Hizbullah 2018 seçimi sırasında Suriye savaşına müdahil olarak Suud eksenli Sünni aktörleri karşısına alsa da El Nusra gibi cihatçı grupların Lübnan’a sarkmasını önlediği için başta Hristiyanlar olmak üzere farklı kesimlerde destek görmüştü. Bu süreçte Hizbullah’ın elindeki silahlara karşı yürütülen kampanyalar gerilemişti.
Fakat Suud-İsrail-Amerikan-Fransız ekseni olarak genişçe yuvarlanan muhalif cephenin kategorik reddiyesinin yanı sıra 2020’deki Beyrut patlamasından sonra hükümeti ve ortaklarını koruma refleksi nedeniyle Hizbullah çok eleştiri aldı.
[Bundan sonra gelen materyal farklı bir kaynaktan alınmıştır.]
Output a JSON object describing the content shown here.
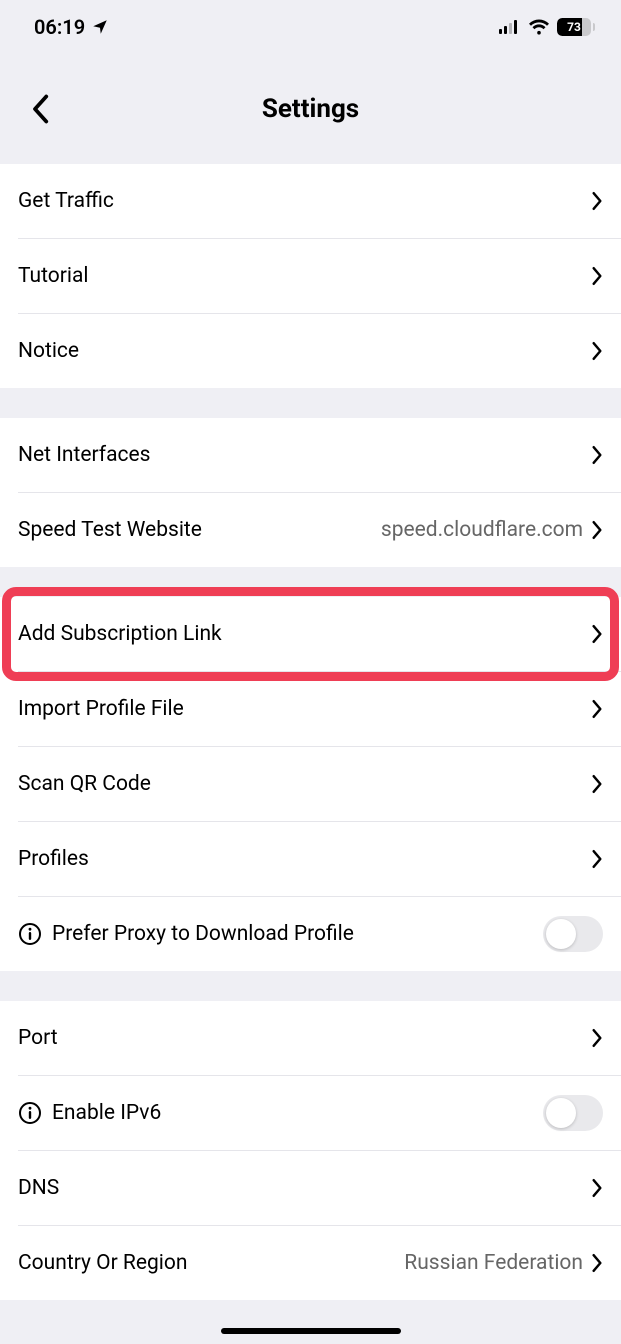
{
  "status": {
    "time": "06:19",
    "battery_pct": "73"
  },
  "nav": {
    "title": "Settings"
  },
  "section1": {
    "get_traffic": "Get Traffic",
    "tutorial": "Tutorial",
    "notice": "Notice"
  },
  "section2": {
    "net_interfaces": "Net Interfaces",
    "speed_test_label": "Speed Test Website",
    "speed_test_value": "speed.cloudflare.com"
  },
  "section3": {
    "add_subscription": "Add Subscription Link",
    "import_profile": "Import Profile File",
    "scan_qr": "Scan QR Code",
    "profiles": "Profiles",
    "prefer_proxy": "Prefer Proxy to Download Profile"
  },
  "section4": {
    "port": "Port",
    "enable_ipv6": "Enable IPv6",
    "dns": "DNS",
    "country_label": "Country Or Region",
    "country_value": "Russian Federation"
  }
}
Cumhurbaşkanı Mişel Avn’un damadı olan Hür Yurtsever Hareketi’nin lideri Cibran Basil, Hizbullah’ın desteğiyle dışişleri koltuğunda otururken nefret figürüne dönüştü. Hizbullah ‘direniş ekseni’ni güçlü tutmak için 2006’da imzalanan Mar Mikail Anlaşması’nı korumak zorunda kalırken Basil de Şii desteği olmadan sonbaharda mecliste yapılacak cumhurbaşkanlığı seçiminde şansının kalmayacağını bilerek hareket ediyor. Büyük bir cephe karşısında hırçın ve hırslı bir siyaset gütmesine rağmen Basil’in kaybının birkaç koltukla sınırlı kalması hezimet çıkarımlarını zayıflatıyor.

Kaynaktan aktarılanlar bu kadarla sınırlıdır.